Humour comes with certain consequences. These can be distinguished by:



  • physical behaviours
  • social behaviours
  • psychological behaviours
  • emotional behaviours
  • cognitive behaviours.

Physical Behaviours

Physical Humour applies physical laughter. A well know saying is that laughing is healthy. This is true because laughing involves the whole body: muscles, respiration, cardiovascular system, hormonal system and the immune system (Truyen & Portael, 1996). Muscles are being put to use during a fit of laughter. This is evident and can impact on the jaw leading to sore jaw muscles and also the bladder muscle. Respiration speeds up and gets deeper, especially exhalation. This induces better lung ventilation and a higher oxygen blood level. Due to the deeper respiration the diaphragm pushes down on the bowels. These in turn are massaged and gives better peristalsis.

When laughing the heart frequency increases as does the blood pressure, which can even temporarily double! Eventually the blood pressure will drop to below the starting pressure. This increased blood pressure stimulates the brain, especially the hypothalamus, affecting hormonal levels and releasing endorphins, which improves over-all well-being. This can last up to two hours after the induced burst of laughter (Truyen & Porteal, 1996). It is pain reducing, increases libido and has the same effect as anti-depressive medications. During laughter, immunoglobulin-A level rises improving immunity to diseases (Lefcourt, 1990).
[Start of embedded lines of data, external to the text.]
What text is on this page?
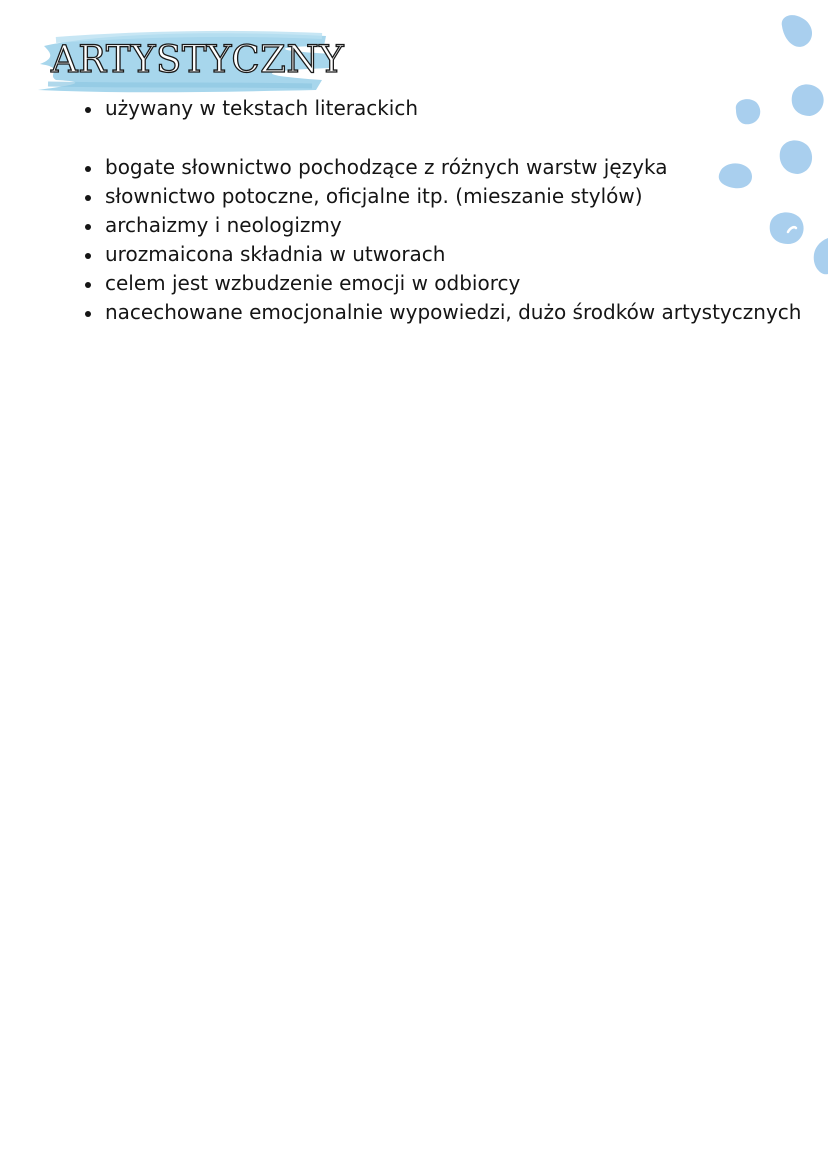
ARTYSTYCZNY
używany w tekstach literackich
bogate słownictwo pochodzące z różnych warstw języka
słownictwo potoczne, oficjalne itp. (mieszanie stylów)
archaizmy i neologizmy
urozmaicona składnia w utworach
celem jest wzbudzenie emocji w odbiorcy
nacechowane emocjonalnie wypowiedzi, dużo środków artystycznych
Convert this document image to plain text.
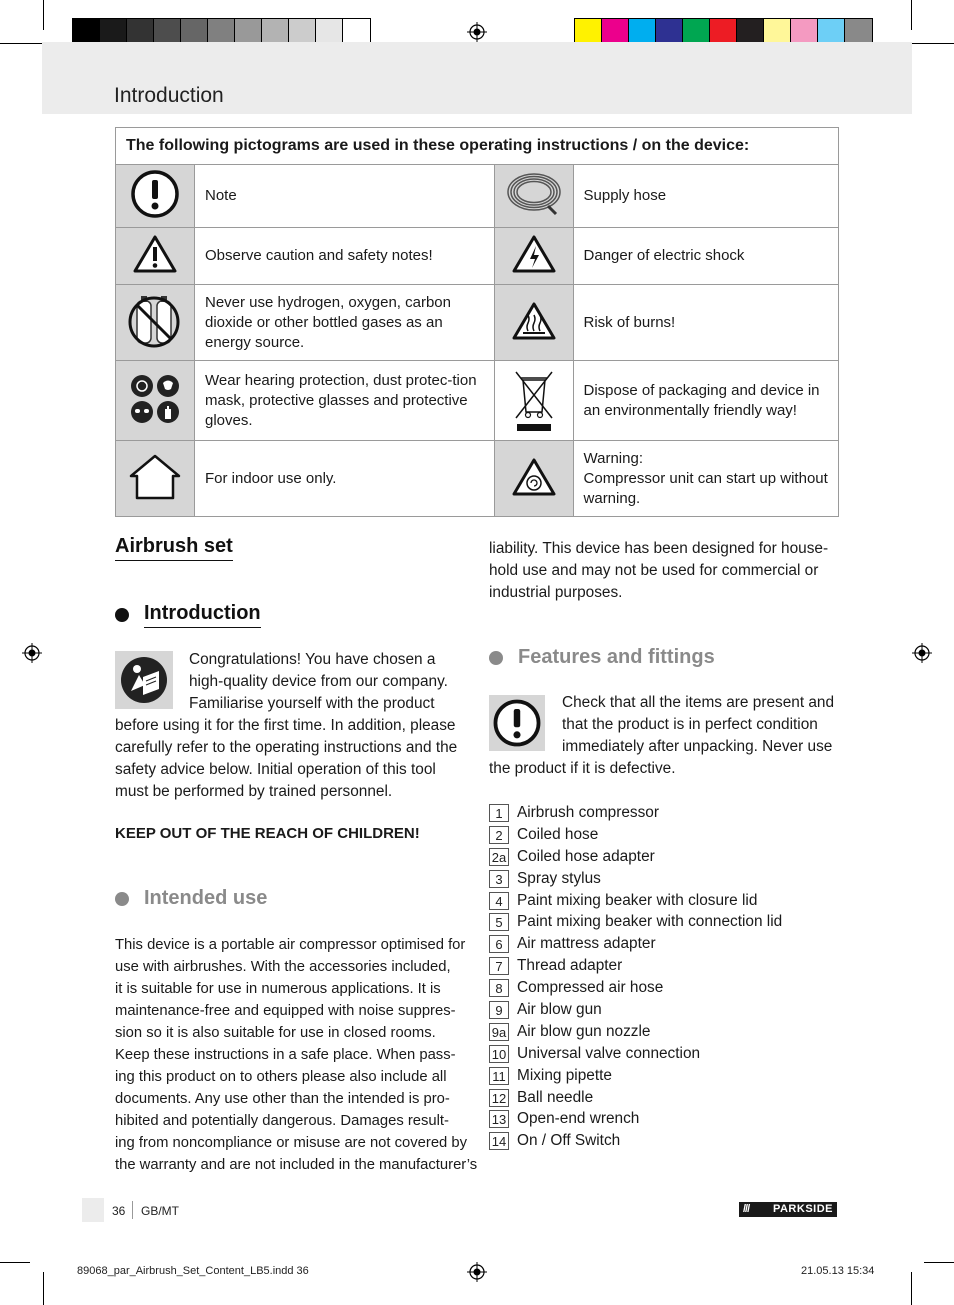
Introduction
The following pictograms are used in these operating instructions / on the device:			
	Note		Supply hose
	Observe caution and safety notes!		Danger of electric shock
	Never use hydrogen, oxygen, carbon dioxide or other bottled gases as an energy source.		Risk of burns!
	Wear hearing protection, dust protec-tion mask, protective glasses and protective gloves.		Dispose of packaging and device in an environmentally friendly way!
	For indoor use only.		Warning:
Compressor unit can start up without warning.
Airbrush set
Introduction
Congratulations! You have chosen a
high-quality device from our company.
Familiarise yourself with the product
before using it for the first time. In addition, please
carefully refer to the operating instructions and the
safety advice below. Initial operation of this tool
must be performed by trained personnel.
KEEP OUT OF THE REACH OF CHILDREN!
Intended use
This device is a portable air compressor optimised for
use with airbrushes. With the accessories included,
it is suitable for use in numerous applications. It is
maintenance-free and equipped with noise suppres-
sion so it is also suitable for use in closed rooms.
Keep these instructions in a safe place. When pass-
ing this product on to others please also include all
documents. Any use other than the intended is pro-
hibited and potentially dangerous. Damages result-
ing from noncompliance or misuse are not covered by
the warranty and are not included in the manufacturer’s
liability. This device has been designed for house-
hold use and may not be used for commercial or
industrial purposes.
Features and fittings
Check that all the items are present and
that the product is in perfect condition
immediately after unpacking. Never use
the product if it is defective.
1 Airbrush compressor
2 Coiled hose
2a Coiled hose adapter
3 Spray stylus
4 Paint mixing beaker with closure lid
5 Paint mixing beaker with connection lid
6 Air mattress adapter
7 Thread adapter
8 Compressed air hose
9 Air blow gun
9a Air blow gun nozzle
10 Universal valve connection
11 Mixing pipette
12 Ball needle
13 Open-end wrench
14 On / Off Switch
36 GB/MT	/// PARKSIDE
89068_par_Airbrush_Set_Content_LB5.indd 36	21.05.13 15:34
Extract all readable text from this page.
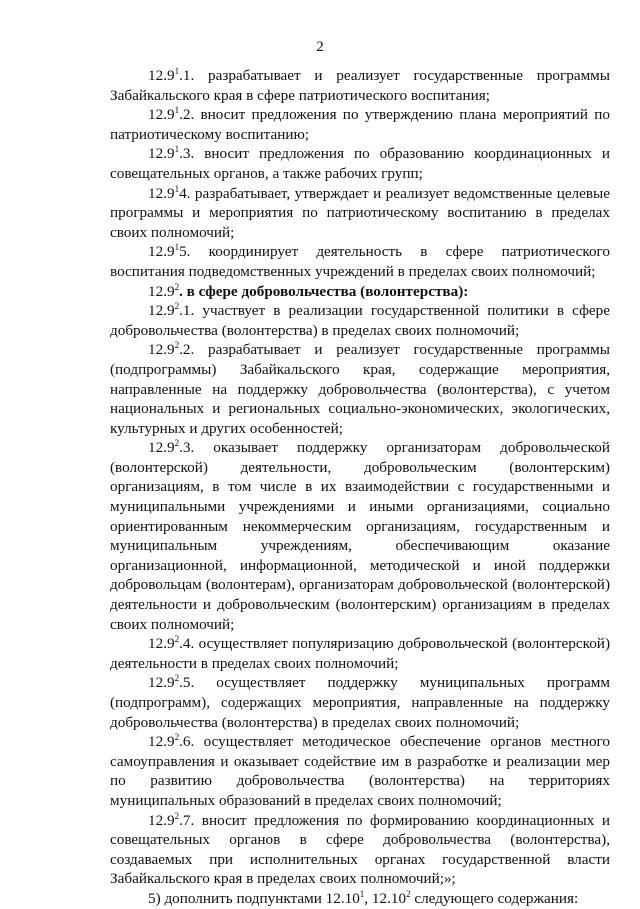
2

12.9$^1$.1. разрабатывает и реализует государственные программы Забайкальского края в сфере патриотического воспитания;

12.9$^1$.2. вносит предложения по утверждению плана мероприятий по патриотическому воспитанию;

12.9$^1$.3. вносит предложения по образованию координационных и совещательных органов, а также рабочих групп;

12.9$^1$4. разрабатывает, утверждает и реализует ведомственные целевые программы и мероприятия по патриотическому воспитанию в пределах своих полномочий;

12.9$^1$5. координирует деятельность в сфере патриотического воспитания подведомственных учреждений в пределах своих полномочий;

12.9$^2$. в сфере добровольчества (волонтерства):

12.9$^2$.1. участвует в реализации государственной политики в сфере добровольчества (волонтерства) в пределах своих полномочий;

12.9$^2$.2. разрабатывает и реализует государственные программы (подпрограммы) Забайкальского края, содержащие мероприятия, направленные на поддержку добровольчества (волонтерства), с учетом национальных и региональных социально-экономических, экологических, культурных и других особенностей;

12.9$^2$.3. оказывает поддержку организаторам добровольческой (волонтерской) деятельности, добровольческим (волонтерским) организациям, в том числе в их взаимодействии с государственными и муниципальными учреждениями и иными организациями, социально ориентированным некоммерческим организациям, государственным и муниципальным учреждениям, обеспечивающим оказание организационной, информационной, методической и иной поддержки добровольцам (волонтерам), организаторам добровольческой (волонтерской) деятельности и добровольческим (волонтерским) организациям в пределах своих полномочий;

12.9$^2$.4. осуществляет популяризацию добровольческой (волонтерской) деятельности в пределах своих полномочий;

12.9$^2$.5. осуществляет поддержку муниципальных программ (подпрограмм), содержащих мероприятия, направленные на поддержку добровольчества (волонтерства) в пределах своих полномочий;

12.9$^2$.6. осуществляет методическое обеспечение органов местного самоуправления и оказывает содействие им в разработке и реализации мер по развитию добровольчества (волонтерства) на территориях муниципальных образований в пределах своих полномочий;

12.9$^2$.7. вносит предложения по формированию координационных и совещательных органов в сфере добровольчества (волонтерства), создаваемых при исполнительных органах государственной власти Забайкальского края в пределах своих полномочий;»;

5) дополнить подпунктами 12.10$^1$, 12.10$^2$ следующего содержания:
You can conclude that laughing gives the body a good work-out and puts the body in to a relative state of comfort. And if you try this on your patients you will notice that patients in this state of comfort they will complain less about there physical pains and discomfort. Because they are in a relative state of comfort they need less pain medication and this also is better for the patient.


When was the last time that your patients had a good laughter and what was the situation in which it occurred?